I fell asleep listening to Michael Jackson’s “Number Ones” last night, and I think it affected my dreams.
The dream started at the Break of Dawn. I had apparently just woken up because I was staring at the Man in the Mirror. I was dressed in Black or White, I can’t remember, and wearing Billie['s] Jean[s]. Which is weird because I don’t know any Billie’s, but I was feeling like a Smooth Criminal since I apparently got away with stealing his jeans.
I then leave my house and am walking down the street when I hear someone say, “You Are Not Alone.” I turn around and there was this homeless lady, who they called “Dirty Diana.” She repeated herself, “You Are Not Alone.” And I’m thinking, “Well obviously, you’re standing right there.” Then she said it again, “You Are Not Alone.” Now I’m not to be rude, so I thought, “I’ll give her One Last Chance to explain herself.” But again, she just said, “You Are Not Alone.” By this time I was getting irritated so I told her to just Beat It.
So I keep on walking, when I get to a park. As I’m walking around admiring the beautiful Earth[,] Song[s] just keep popping up in my head. But they aren’t Michael Jackson songs, but rather Janet Jackson songs. And that’s when, out of nowhere, Janet Jackson shows up. It felt like I was in a Thriller movie because she just started to Scream.

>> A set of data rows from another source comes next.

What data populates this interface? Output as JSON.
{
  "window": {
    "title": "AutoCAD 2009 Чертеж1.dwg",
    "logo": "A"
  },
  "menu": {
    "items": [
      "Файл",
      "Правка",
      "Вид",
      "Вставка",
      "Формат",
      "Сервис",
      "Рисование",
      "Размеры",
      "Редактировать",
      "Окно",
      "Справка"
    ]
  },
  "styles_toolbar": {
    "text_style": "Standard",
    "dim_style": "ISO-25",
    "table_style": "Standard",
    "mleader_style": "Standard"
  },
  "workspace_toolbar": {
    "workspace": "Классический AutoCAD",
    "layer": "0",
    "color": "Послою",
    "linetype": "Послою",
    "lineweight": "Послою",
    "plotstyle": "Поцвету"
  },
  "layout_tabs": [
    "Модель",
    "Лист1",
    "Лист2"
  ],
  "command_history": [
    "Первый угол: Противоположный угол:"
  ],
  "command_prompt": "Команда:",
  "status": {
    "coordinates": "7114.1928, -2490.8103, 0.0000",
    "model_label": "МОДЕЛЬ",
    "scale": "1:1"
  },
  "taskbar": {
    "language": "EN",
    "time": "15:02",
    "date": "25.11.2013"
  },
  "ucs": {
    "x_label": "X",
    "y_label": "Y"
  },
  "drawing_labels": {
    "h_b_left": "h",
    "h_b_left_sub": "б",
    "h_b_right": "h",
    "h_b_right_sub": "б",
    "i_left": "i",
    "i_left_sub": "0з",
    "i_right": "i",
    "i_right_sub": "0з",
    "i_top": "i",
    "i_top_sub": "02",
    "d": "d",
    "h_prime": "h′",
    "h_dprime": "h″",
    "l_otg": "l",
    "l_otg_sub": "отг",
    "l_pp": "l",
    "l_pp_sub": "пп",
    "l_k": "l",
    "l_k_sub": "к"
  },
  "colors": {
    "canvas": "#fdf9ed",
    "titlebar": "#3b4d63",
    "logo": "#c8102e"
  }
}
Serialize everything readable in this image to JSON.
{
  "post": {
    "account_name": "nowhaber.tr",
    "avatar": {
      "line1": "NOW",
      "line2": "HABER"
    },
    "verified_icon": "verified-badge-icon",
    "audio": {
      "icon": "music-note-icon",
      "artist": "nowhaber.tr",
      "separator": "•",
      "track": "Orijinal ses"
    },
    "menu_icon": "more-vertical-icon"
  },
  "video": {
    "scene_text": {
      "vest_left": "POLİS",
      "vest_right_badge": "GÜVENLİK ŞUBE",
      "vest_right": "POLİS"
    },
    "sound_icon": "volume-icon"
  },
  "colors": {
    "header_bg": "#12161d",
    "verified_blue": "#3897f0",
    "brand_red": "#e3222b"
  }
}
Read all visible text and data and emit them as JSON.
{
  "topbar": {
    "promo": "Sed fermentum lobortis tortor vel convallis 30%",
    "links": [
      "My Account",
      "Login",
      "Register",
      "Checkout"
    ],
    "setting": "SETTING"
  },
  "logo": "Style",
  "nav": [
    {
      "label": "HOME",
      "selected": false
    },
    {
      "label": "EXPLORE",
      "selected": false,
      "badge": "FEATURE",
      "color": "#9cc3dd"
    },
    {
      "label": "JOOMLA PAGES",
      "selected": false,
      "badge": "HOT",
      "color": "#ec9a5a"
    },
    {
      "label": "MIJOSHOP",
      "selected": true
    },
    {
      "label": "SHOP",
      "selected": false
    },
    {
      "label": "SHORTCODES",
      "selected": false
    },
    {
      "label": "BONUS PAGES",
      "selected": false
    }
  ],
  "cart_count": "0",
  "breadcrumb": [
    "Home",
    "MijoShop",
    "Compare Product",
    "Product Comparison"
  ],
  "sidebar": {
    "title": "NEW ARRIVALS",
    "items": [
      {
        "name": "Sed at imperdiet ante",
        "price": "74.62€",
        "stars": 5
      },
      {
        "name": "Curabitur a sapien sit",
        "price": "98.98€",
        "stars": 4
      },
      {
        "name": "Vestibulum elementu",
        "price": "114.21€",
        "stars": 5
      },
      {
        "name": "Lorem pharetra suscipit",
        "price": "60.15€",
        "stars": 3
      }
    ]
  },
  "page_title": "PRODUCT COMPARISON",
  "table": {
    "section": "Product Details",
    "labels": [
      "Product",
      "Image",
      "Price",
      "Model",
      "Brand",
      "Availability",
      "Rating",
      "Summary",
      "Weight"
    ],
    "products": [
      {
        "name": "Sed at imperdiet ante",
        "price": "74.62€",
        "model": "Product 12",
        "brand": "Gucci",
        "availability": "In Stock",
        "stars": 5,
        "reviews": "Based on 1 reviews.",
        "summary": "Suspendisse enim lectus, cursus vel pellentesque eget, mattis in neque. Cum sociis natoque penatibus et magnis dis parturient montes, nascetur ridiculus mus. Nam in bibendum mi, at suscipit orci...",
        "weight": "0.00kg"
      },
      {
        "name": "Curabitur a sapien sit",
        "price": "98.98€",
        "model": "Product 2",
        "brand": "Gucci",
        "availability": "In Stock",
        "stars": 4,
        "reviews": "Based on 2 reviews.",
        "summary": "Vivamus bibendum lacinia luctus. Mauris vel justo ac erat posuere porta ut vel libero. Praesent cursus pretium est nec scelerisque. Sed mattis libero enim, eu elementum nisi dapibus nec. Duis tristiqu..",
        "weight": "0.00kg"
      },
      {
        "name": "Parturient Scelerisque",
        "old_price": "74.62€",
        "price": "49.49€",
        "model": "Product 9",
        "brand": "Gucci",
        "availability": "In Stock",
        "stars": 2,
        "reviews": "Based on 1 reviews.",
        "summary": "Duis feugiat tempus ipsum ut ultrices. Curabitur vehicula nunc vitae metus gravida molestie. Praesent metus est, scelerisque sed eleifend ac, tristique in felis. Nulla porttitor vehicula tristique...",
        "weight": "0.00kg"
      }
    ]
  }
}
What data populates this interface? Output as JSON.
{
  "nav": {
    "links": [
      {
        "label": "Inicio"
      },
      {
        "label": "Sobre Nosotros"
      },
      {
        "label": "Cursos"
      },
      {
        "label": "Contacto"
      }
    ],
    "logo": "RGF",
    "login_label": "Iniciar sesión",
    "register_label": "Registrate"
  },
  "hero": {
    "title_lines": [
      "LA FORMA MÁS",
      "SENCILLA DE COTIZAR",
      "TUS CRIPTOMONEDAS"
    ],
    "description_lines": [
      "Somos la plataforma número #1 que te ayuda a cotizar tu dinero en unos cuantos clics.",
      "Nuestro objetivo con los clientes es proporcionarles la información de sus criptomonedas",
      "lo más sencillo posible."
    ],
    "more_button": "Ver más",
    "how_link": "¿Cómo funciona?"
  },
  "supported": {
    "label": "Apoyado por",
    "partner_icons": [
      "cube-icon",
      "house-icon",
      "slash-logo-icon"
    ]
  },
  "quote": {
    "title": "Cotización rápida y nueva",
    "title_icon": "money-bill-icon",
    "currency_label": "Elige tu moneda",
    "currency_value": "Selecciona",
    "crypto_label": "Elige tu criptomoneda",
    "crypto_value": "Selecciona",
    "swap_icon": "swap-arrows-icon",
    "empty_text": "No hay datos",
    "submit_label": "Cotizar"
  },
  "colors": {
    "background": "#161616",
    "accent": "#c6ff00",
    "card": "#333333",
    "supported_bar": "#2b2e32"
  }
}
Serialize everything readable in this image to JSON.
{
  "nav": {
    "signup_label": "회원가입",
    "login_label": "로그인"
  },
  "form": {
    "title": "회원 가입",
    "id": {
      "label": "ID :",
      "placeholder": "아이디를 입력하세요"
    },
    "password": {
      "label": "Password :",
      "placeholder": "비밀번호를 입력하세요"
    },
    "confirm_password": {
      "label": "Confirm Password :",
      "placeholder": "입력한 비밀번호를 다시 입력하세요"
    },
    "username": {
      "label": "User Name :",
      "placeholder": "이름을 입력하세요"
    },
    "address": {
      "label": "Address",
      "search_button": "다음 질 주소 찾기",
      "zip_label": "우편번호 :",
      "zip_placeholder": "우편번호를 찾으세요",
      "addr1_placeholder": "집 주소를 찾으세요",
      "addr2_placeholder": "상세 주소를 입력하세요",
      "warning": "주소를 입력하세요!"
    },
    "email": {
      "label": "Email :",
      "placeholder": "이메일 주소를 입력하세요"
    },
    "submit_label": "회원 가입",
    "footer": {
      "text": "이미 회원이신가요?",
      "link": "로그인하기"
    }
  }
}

She runs up to me and proclaims, “Where have you Ben?” Naturally, I’m confused. She continues on, “You know I Just Can’t Stop Loving You,” which is weird because I didn’t know she ever started. She keeps going, “You give me Butterflies by The Way You Make Me Feel. You Rock My World.” And I’m still somewhat stunned, because after all, it’s Janet Jackson. So I reply back, “I like to Rock With You too.”
Then I discovered what Dirty Diana meant, because Chris Hansen stepped out from behind some bushes, screaming, “You just Don’t Stop Til You Get Enough.” And that’s when I turn to see that it wasn’t Janet Jackson professing those things, but Michael Jackson. And I’m not just an average Joe, but an undercover cop posing as a 12 year old boy.
Needless to say, I won’t be listening to any more Michael Jackson before going to bed, or R Kelly for that matter. Nope, from here on out it’s the Pussycat Dolls.